Per il comunismo chiaramente, il paradiso in terra è uno stato dittatoriale comunista, dispensatore dei diritti dei lavoratori e garante dell’eguaglianza tra i cittadini, la guerra non è aborrita, ma ritenuta un valido strumento per la costituzione di uno stato comunista, di fatto la guerra santa comunista è la rivoluzione proletaria armata. Anche l’illuminismo moderno, che si esprime non solo attraverso partiti politici tendenzialmente di sinistra, che richiamano gli ideali rivoluzionari francesi (pensiamo a LEU, partito di estrema sinistra italiano, che raccoglie molti ex comunisti e marxisti, si denomina “Liberi” ed “Uguali”, cioè richiama direttamente nel suo nome gli ideali illuministi), ma anche attraverso le logge massoniche (il clero illuminista) e moltissimi intellettuali, non distingue chiaramente tra stato e religione, anzi è fortemente presente in politica e ritiene lo stato, lo strumento fondamentale per potersi realizzare nell’esistenza (nel rapporto del 2020 il CENSIS dice che lo Stato si è palesato come il salvagente a cui aggrapparsi nel massimo pericolo).

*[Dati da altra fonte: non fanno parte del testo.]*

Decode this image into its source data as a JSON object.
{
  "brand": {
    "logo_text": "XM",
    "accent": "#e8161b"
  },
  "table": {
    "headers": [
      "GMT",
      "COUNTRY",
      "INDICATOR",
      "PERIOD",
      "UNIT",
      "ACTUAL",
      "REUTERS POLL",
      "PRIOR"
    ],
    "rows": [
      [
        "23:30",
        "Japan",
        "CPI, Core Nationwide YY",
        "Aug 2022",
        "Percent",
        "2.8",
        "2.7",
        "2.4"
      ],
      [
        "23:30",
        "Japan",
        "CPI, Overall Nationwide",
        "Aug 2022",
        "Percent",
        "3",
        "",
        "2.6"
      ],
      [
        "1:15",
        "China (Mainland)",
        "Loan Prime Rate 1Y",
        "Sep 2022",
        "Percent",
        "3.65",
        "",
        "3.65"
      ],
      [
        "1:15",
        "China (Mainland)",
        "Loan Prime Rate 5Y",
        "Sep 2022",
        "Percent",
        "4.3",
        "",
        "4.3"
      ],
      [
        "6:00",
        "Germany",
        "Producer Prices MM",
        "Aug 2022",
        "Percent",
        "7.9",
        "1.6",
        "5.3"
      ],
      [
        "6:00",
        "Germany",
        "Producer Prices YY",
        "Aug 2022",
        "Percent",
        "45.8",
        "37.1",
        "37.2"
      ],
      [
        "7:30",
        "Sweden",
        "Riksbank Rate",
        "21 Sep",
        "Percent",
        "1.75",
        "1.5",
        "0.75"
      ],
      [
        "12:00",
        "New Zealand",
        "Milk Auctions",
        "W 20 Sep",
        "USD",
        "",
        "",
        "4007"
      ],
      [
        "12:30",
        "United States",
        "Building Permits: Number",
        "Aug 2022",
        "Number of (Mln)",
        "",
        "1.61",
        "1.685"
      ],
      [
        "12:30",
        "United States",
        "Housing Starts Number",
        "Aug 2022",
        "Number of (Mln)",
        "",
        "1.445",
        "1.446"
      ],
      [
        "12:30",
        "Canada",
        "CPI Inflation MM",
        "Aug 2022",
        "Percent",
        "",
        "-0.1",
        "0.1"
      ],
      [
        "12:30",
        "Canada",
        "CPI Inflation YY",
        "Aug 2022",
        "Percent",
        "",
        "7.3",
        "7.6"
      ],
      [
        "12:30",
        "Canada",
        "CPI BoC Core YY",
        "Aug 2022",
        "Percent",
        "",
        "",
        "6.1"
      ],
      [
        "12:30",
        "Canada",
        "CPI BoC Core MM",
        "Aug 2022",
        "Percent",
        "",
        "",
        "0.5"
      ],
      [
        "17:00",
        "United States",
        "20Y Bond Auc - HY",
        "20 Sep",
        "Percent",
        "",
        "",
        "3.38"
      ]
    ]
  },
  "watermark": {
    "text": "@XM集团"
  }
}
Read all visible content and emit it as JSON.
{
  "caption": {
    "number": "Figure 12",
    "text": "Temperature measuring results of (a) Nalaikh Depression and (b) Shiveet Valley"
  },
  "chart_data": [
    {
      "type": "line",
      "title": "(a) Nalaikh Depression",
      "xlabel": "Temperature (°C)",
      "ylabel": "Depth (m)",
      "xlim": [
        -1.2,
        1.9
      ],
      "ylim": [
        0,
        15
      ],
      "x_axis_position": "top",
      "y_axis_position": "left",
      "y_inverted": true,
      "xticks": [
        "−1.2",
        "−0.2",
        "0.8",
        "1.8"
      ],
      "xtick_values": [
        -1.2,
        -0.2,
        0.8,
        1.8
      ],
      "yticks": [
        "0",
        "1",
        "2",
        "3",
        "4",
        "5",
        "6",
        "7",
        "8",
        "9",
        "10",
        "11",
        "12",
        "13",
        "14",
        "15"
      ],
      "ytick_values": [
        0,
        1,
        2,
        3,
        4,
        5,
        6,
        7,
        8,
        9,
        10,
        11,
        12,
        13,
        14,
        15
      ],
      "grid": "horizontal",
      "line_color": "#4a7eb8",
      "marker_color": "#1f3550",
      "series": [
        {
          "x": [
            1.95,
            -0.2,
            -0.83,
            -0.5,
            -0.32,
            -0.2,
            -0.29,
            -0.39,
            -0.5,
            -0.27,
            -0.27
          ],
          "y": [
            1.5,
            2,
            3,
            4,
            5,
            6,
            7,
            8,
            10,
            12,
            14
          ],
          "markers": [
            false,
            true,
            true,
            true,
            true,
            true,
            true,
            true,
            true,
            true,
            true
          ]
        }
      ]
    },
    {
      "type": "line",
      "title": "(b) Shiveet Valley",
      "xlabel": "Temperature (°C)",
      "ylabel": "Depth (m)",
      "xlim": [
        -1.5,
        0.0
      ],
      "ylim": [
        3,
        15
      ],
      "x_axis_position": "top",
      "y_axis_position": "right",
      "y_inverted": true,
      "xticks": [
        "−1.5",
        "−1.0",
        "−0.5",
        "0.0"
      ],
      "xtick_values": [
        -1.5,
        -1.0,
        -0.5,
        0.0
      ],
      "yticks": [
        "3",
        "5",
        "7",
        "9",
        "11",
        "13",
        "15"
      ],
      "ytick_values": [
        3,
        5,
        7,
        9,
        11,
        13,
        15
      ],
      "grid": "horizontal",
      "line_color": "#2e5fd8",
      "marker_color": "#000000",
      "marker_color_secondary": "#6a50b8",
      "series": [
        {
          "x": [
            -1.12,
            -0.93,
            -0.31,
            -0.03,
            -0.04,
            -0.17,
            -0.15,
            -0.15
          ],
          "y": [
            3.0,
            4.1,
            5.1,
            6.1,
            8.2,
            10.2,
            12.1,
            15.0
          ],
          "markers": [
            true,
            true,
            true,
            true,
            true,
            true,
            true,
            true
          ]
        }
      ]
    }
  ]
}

Il laicismo dunque, è l’atteggiamento di coloro che sostengono la necessità di escludere le dottrine religiose, dal funzionamento della cosa pubblica, ma in realtà presenta delle enormi debolezze. Sicuramente se lo stato deve presentarsi come un’entità super partes, deve porsi come apartitico e aconfessionale però, come si potrà porre un laicista di fronte ad un partito politico islamico che vorrà implementare la sharia nella repubblica italiana?
Come si può pretendere da un comunista di tener fuori la sua dottrina religiosa dallo stato, quando lo stato è un elemento essenziale della sua visione salvifica?
Cioè cosa si può pretendere da religioni che non separano stato e dottrina, come per esempio l’islam che non si capisce se sia più una religione con annessa una legge divina o un’ideologia politica con annesse delle credenze religiose?
Come si comporta il laicista nei confronti di una religione non strutturata, cioè senza clero, come per esempio l’islam sunnita od il buddismo?
Dato che il sistema valoriale di un individuo è dipendente dalla sua visione religiosa, ne consegue che è impossibile fare politica senza poter far riferimento alla religione, così come un ateo deve poter parlare di un “caso” creatore, i cristiani devono poter parlare di Dio anche in politica.
L’impostazione francese che di fatto esclude Dio dalla politica è contradditoria in sé stessa, perché volendo porsi come arbitro tra religioni in realtà tende a preferirne quelle atee. A questa impostazione, molto massimalista e contradditoria, è preferibile quella americana, che liberamente permette e accetta che nei comizi politici ci siano riferimenti a Dio.
Finora il laicismo si è palesato in una campagna per mettere a tacere la chiesa cattolica e farla uscire dalla vita politica pubblica, ma non bisognerebbe applicare lo stesso principio agli iscritti alla massoneria?
Secondo il laicismo la sfera pubblica dovrebbe essere della politica mentre la fede religiosa deve essere relegata alla sfera privata, ma alla luce di quanto fin qui espresso, riteniamo questo aspetto del laicismo estremamente lontano dalla realtà: sicuramente le grandi religioni hanno dei riti pubblici, ma in ogni caso senza false ipocrisie o stupidi dogmatismi deve essere possibile parlare liberamente ai politici anche di aspetti religiosi, perché saranno poi i cittadini elettori a valutare.
In sintesi riteniamo abbia ancora senso parlare di stato laico, perché lo stato deve presentarsi come arbitro super partes, ma un ripensamento e una rielaborazione di alcuni aspetti del laicismo sono decisamente doverosi per evitare le contraddizioni francesi.
Se coloro che si definiscono cristiani abbracciano acriticamente la visione laicista rischiano di fare autogol, perché il laicismo è spesso stato usato strumentalmente solo in chiave anticristiana, a vantaggio di altre visioni religiose soprattutto quelle atee.